Mourad Benchellali appelle à mêler les détenus radicalisés et les autres 

Mourad Benchellali, qui part aujourd'hui à la rencontre des jeunes pour les décourager du jihad, estime que laisser les détenus radicalisés se mélanger avec les autres prisonniers n'est pas forcément une hypothèse à exclure.

"Et pourquoi les disperser ce ne serait pas la solution? (...) Je pense qu’il faut un renseignement pénitentiaire qui soit fort et efficace, qui puisse savoir qui dit quoi. Moi quand j’étais à la prison de Fleury Mérogis, j’ai pu aller à l’école, au sport, à la bibliothèque. Je me mélangeais avec des détenus qui n’étaient pas du tout djihadistes, et ça me faisait du bien", s'est-il souvenu.
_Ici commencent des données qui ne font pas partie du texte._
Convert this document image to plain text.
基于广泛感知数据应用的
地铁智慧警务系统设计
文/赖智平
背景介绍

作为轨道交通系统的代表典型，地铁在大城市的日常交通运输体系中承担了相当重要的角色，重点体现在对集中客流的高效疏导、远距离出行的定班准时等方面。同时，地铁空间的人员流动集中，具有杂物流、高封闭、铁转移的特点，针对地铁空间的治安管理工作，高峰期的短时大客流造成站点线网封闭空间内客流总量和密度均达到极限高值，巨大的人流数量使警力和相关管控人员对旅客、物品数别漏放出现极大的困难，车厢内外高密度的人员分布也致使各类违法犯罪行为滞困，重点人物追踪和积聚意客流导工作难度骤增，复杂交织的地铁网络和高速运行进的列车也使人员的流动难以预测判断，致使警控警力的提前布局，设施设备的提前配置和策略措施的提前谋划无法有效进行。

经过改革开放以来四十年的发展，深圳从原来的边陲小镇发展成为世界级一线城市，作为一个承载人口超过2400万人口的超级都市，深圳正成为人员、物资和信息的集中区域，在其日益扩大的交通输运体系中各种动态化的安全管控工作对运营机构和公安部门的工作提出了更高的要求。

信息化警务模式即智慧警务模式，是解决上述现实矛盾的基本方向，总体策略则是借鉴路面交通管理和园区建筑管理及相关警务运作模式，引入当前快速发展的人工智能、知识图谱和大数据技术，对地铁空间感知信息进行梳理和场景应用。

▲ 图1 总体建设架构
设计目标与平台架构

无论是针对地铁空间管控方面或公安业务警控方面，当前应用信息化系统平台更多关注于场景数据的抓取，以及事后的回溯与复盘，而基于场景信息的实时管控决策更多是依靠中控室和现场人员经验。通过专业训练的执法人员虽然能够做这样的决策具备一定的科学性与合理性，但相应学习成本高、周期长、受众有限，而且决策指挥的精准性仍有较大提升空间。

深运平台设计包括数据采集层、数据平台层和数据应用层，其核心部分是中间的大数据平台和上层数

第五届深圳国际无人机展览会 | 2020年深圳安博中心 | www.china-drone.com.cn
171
"Si à mon retour de Guantanamo, j’étais arrivé à Fleury Mérogis et qu’on avait créé ces unités d’isolement, qu’on ne m’avait mis qu’avec des jihadistes, comment j’aurais fait? Comment j’en serais ressorti? Peut-être que je ne serais pas aussi apaisé que je le suis aujourd’hui si j’avais eu ce traitement", analyse-t-il.